Besides the tiny changes in size and relative position of constant elements of the design, the 1864 Imperial Centavo has other more exciting and obvious changes. Based on the use of clearly distinctive new punches and the disappearance of regularly present elements I have found two varieties — both previously unreported — that I have named the “Defiant Snake” variety and the “Missing Berries” variety, to distinguish them from the Common Type centavo.

The Defiant Snake variety

Why name it Defiant Snake? For the same reason other important coin varieties have been named as such: it shows a biting-back open-mouth snake. This almost cartoonish snake head, with an open mouth, tongue and protruding eyes, is a very distinctive element as compared to the passive snake head of the Common Type. I have knowledge of only three specimens of the Defiant Snake variety.

Guzman image 2Defiant-Snake variety of 1864 Mexican Imperial Centavo (personal collection)

Besides its unusual snake head, the Defiant-Snake Imperial Centavo has other very distinctive and obvious features including: missing berries on the eagle-side, taller than normal letters on IMPERIO MEXICANO, CENTAVO, 1864 and the mint mark M, a shorter than normal value number 1, and a date number 4 of very different style than usual (with a big tail pointing up). The two specimens of this variety in my collection are both reeded edge.

The Common Type of 1864 Mexican Imperial Centavo (shown at the beginning) is perhaps the most frequent type found. It has berries on the eagle-side, a passive snake head (closed mouth with extending tongue and no protruding eyes), shorter letters on IMPERIO MEXICANO, CENTAVO, 1864 and the mint mark M, a taller value number 1, and the regular style of number 4 on date (with no big tail pointing up). All 18 examples of this Common Type in my collection are reeded edge.

The MIssing Berries variety

Guzman image 6

Missing Berries variety of the 1864 Mexica Imperial Centavo
(Banco de México)

The Missing-Berries variety of the 1864 Mexican Imperial Centavo, as its name suggests, has no berries on the eagleside. The remaining features seems to be the same occurring in the Common Type: a passive snake head (closed mouth with extending tongue and no protruding eyes), shorter letters on IMPERIO MEXICANO, CENTAVO, 1864 and the mint mark M, a taller value number 1, and the regular style of number 4 on date (with no big tail pointing up). I have three examples of this Missing-Berries variety and all of them are reeded edge.

I never have seen a smooth edge specimen of the Imperial Centavo. All of my 24 specimens have reeded edges of different degrees. I have noticed different separation lengths between the lines, suggesting a potential classification into fine versus coarse reeded edges; also, I have noticed that some coins seem intentionally tooled/scratched to remove the lines, leaving an arched edge. I am not sure of the meaning of these differences. At one point I thought this could be connected with my hypothesis, where these changes in lines would refer to a potential overlapping of reeded edge
remnants of a host 1863 Republic Centavo.

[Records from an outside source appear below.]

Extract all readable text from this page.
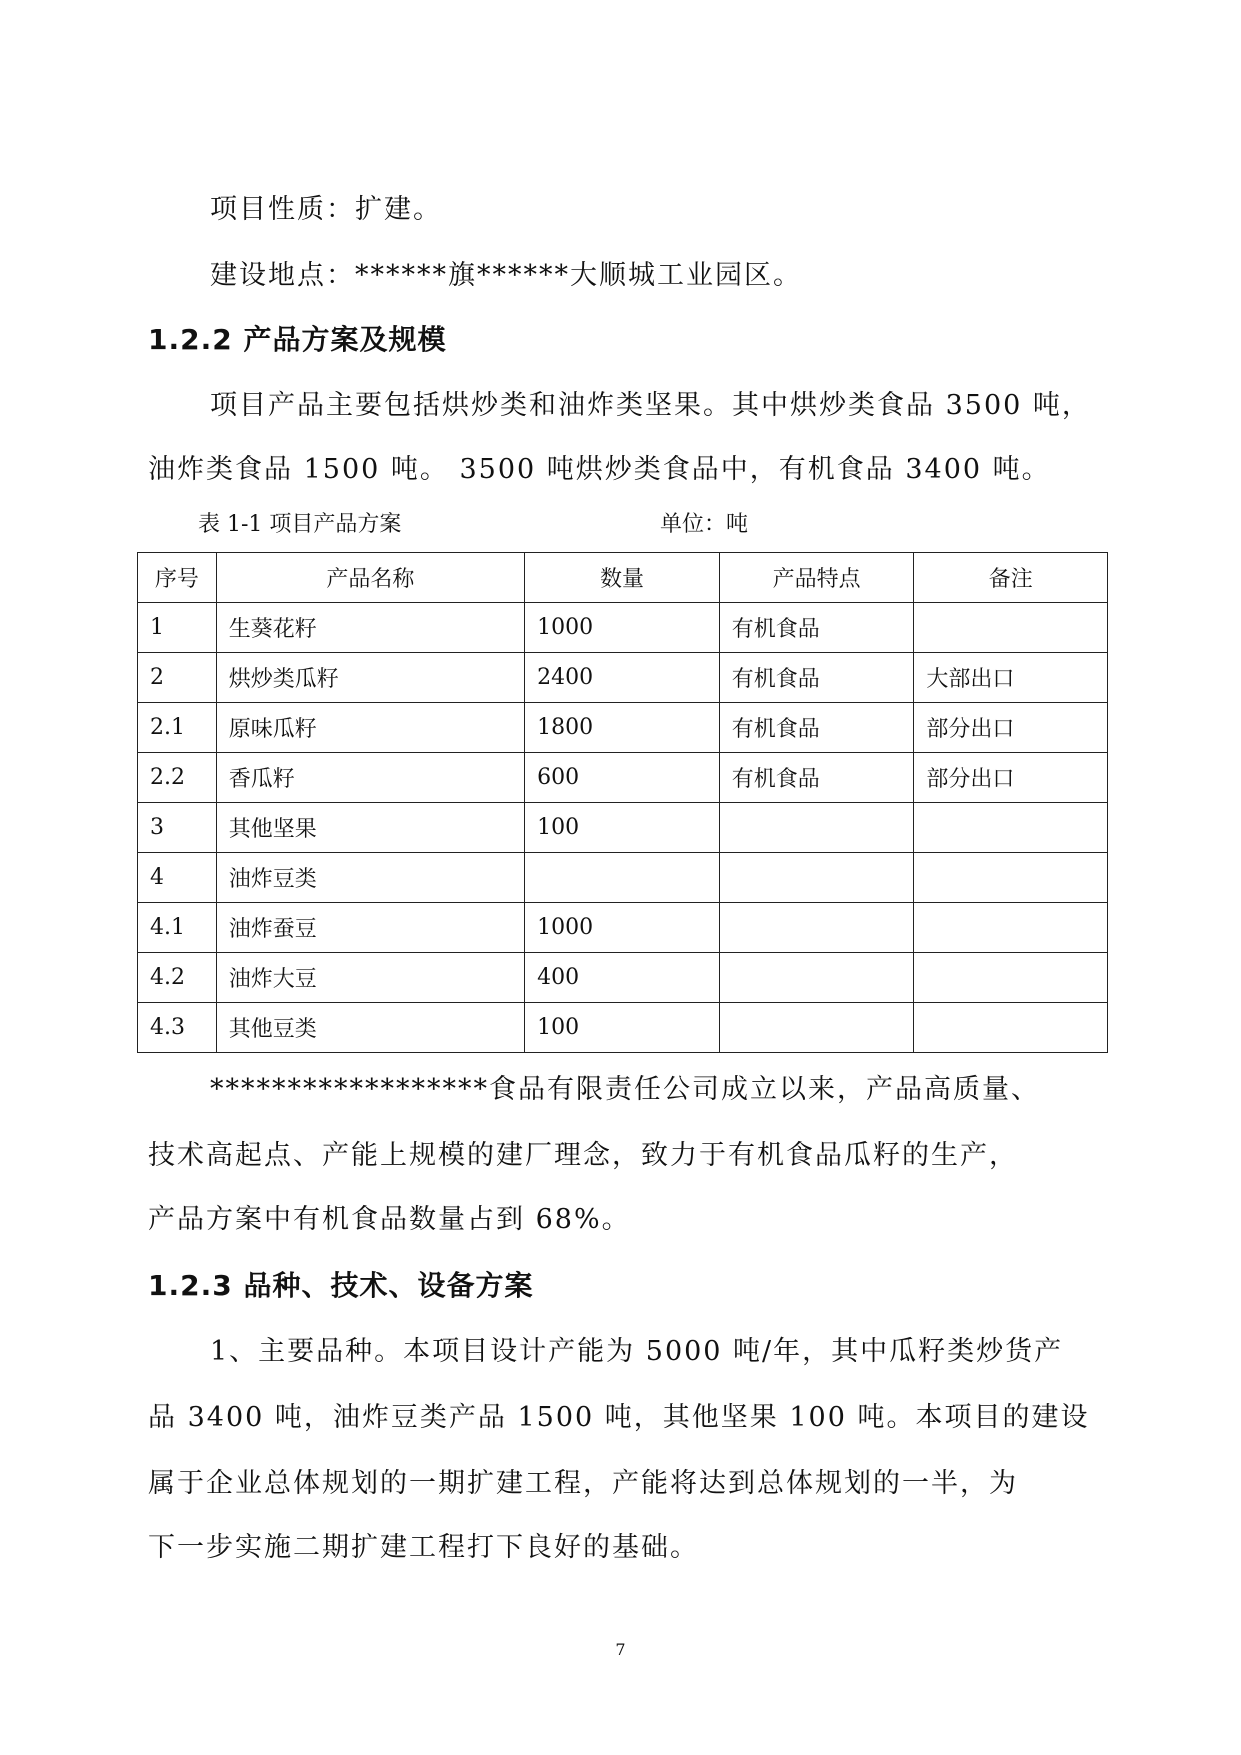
项目性质：扩建。
建设地点：******旗******大顺城工业园区。
1.2.2 产品方案及规模
项目产品主要包括烘炒类和油炸类坚果。其中烘炒类食品 3500 吨，
油炸类食品 1500 吨。 3500 吨烘炒类食品中，有机食品 3400 吨。
表 1-1 项目产品方案	单位：吨
序号	产品名称	数量	产品特点	备注
1	生葵花籽	1000	有机食品	
2	烘炒类瓜籽	2400	有机食品	大部出口
2.1	原味瓜籽	1800	有机食品	部分出口
2.2	香瓜籽	600	有机食品	部分出口
3	其他坚果	100		
4	油炸豆类			
4.1	油炸蚕豆	1000		
4.2	油炸大豆	400		
4.3	其他豆类	100		
******************食品有限责任公司成立以来，产品高质量、
技术高起点、产能上规模的建厂理念，致力于有机食品瓜籽的生产，
产品方案中有机食品数量占到 68%。
1.2.3 品种、技术、设备方案
1、主要品种。本项目设计产能为 5000 吨/年，其中瓜籽类炒货产
品 3400 吨，油炸豆类产品 1500 吨，其他坚果 100 吨。本项目的建设
属于企业总体规划的一期扩建工程，产能将达到总体规划的一半，为
下一步实施二期扩建工程打下良好的基础。
7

Regarding a potential order of issuing, there are no clear elements that would help rank them except perhaps the Defiant-Snake. Coins of Maximilian made in 1866 and 1867 (with his bust), such as the gold 20 pesos and the silver 1 peso and 50 cents, have all a clear Defiant-Snake in the coat of arms, that is, a snake with open mouth with tongue and eyes. Interestingly, the Defiant Snake head was such an important coin design that the Second Mexican Republic maintained it on its Centavo design for decades (1868-1897) after the defeat of Maximilian.

The fact that the two varieties we are reporting here share the same feature of no berries on the eagle side enables the possibility of finding new unreported varieties based on the combination of other single features. Also, because they share this feature these varieties may be closer in time-sequence than the Common Type.

Could it be that the Defiant-Snake variety was actually minted in another than the Mexico City mint, as it happened to the 1859 Sonora Cuartilla minted in Culiacán? Could it be that it was minted later (1866-1867) with the approval of Maximilian, as he may have done for the silver coins with his bust?